Das aus studentischem Protest geborene Kulturcafé (KKC) wurde über Jahre zum Symbol für strukturelle Überforderung. Das KKC wuchs vom Treffpunkt für Studierende zum Nachtclub und wurde ein finanzielles Fass ohne Boden. Vetternwirtschaft, chaotische Buchführung und fehlende Kontrolle führten zu einer Schieflage, die die gesamte studentische Selbstverwaltung ins Wanken brachte. 2011 bringt ein anonymer Hinweis das ganze vor Gericht.

Kann studentische Selbstverwaltung mit Millionenetats wirklich funktionieren oder ist sie strukturell überfordert?
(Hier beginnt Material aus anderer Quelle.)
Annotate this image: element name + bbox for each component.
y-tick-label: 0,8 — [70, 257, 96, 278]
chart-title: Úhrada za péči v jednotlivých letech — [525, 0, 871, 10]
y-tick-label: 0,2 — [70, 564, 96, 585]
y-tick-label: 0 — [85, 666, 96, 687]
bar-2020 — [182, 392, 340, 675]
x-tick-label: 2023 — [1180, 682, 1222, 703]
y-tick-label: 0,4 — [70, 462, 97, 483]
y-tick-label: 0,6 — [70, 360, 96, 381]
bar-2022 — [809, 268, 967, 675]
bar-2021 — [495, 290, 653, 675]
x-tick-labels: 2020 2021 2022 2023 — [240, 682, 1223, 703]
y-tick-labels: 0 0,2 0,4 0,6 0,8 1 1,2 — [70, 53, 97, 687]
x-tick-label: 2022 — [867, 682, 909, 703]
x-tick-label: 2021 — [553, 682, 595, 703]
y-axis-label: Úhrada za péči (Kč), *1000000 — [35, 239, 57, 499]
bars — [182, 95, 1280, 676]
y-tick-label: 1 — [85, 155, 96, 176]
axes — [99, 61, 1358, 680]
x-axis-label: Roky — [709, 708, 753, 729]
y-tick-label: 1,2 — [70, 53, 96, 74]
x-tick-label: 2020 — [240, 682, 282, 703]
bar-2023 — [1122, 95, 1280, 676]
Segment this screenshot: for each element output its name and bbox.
Diese Frage steht seit Jahren im Raum, nicht nur an der UDE. Studierendenvertretungen verwalten erhebliche Summen, allein durch Semesterbeiträge kommen oft Etats im sieben- bis achtstelligen Bereich zustande. Sie sollen damit Kultur- und Sozialprojekte finanzieren, Beratungsstellen unterhalten und die Interessen der Studierenden vertreten. Doch was passiert, wenn junge Menschen (meist) ohne kaufmännische Erfahrung, über solche Mittel verfügen? 
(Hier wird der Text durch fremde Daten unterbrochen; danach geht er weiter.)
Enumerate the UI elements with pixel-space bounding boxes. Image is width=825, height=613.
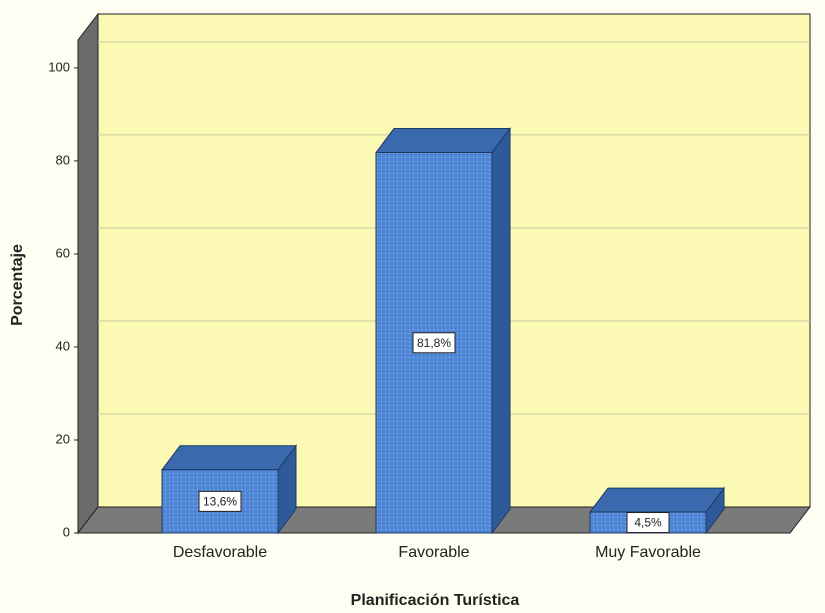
bar-top: [375, 128, 511, 154]
bar-top: [589, 487, 725, 513]
value-label: 81,8%: [417, 336, 451, 350]
value-label: 13,6%: [203, 495, 237, 509]
y-tick-label: 100: [48, 59, 70, 74]
value-label-box: [412, 332, 456, 354]
y-tick-label: 40: [56, 338, 70, 353]
value-label-box: [198, 490, 242, 512]
y-tick-label: 0: [63, 524, 70, 539]
x-axis-title: Planificación Turística: [351, 592, 520, 609]
y-axis-title: Porcentaje: [9, 244, 26, 326]
value-label: 4,5%: [634, 516, 662, 530]
x-tick-label: Favorable: [398, 544, 469, 561]
y-tick-label: 60: [56, 245, 70, 260]
bar-side: [491, 127, 511, 535]
y-tick-label: 20: [56, 431, 70, 446]
x-tick-label: Desfavorable: [173, 544, 267, 561]
left-wall: [77, 12, 99, 535]
value-label-box: [626, 512, 670, 534]
x-tick-label: Muy Favorable: [595, 544, 701, 561]
y-tick-label: 80: [56, 152, 70, 167]
bar-top: [161, 445, 297, 471]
Der Finanzskandal am AStA der UDE, der 2011 durch ein anonymes Schreiben ausgelöst wurde und 2016 in einem spektakulären Strafprozess endete, macht diese strukturelle Schwäche sichtbar. Die jahrelangen Ermittlungen, die Prozesse und schließlich die Freisprüche zeigen, wie schnell politische Konflikte, persönliche Fehden und mangelnde Kontrollmechanismen zu einem Gemisch werden können, das nicht nur Existenzen ruiniert, sondern auch das Vertrauen in die studentische Selbstverwaltung erschüttert. Heute, genau ein Jahrzehnt nach der Anklage, stellt sich die Frage: War der Skandal ein Ausreißer oder symptomatisch für die Risiken studentischer Selbstverwaltung?

Entstehung und frühe Probleme des KKC

Die Vorgeschichte reicht weit zurück und beginnt mit dem Kunst- und Kulturcafé (KKC), das 1990 nach einem Studentenstreik an der damaligen Gesamthochschule Essen entstand. Ziel war es, an der „Pendler-Uni“ einen Ort für studentisches Leben zu schaffen. Bald entwickelte sich das KKC zu einer festen Größe im Essener Nachtleben. Konzerte, Filmabende und Partys machten es bekannt, die lockeren Öffnungszeiten taten ihr Übriges. Im März 2005 trat hier sogar die zu diesem Zeitpunkt national gehypte Band Wir sind Helden auf. Doch schon früh zeigte sich, dass hinter der lebendigen Fassade Probleme schlummerten.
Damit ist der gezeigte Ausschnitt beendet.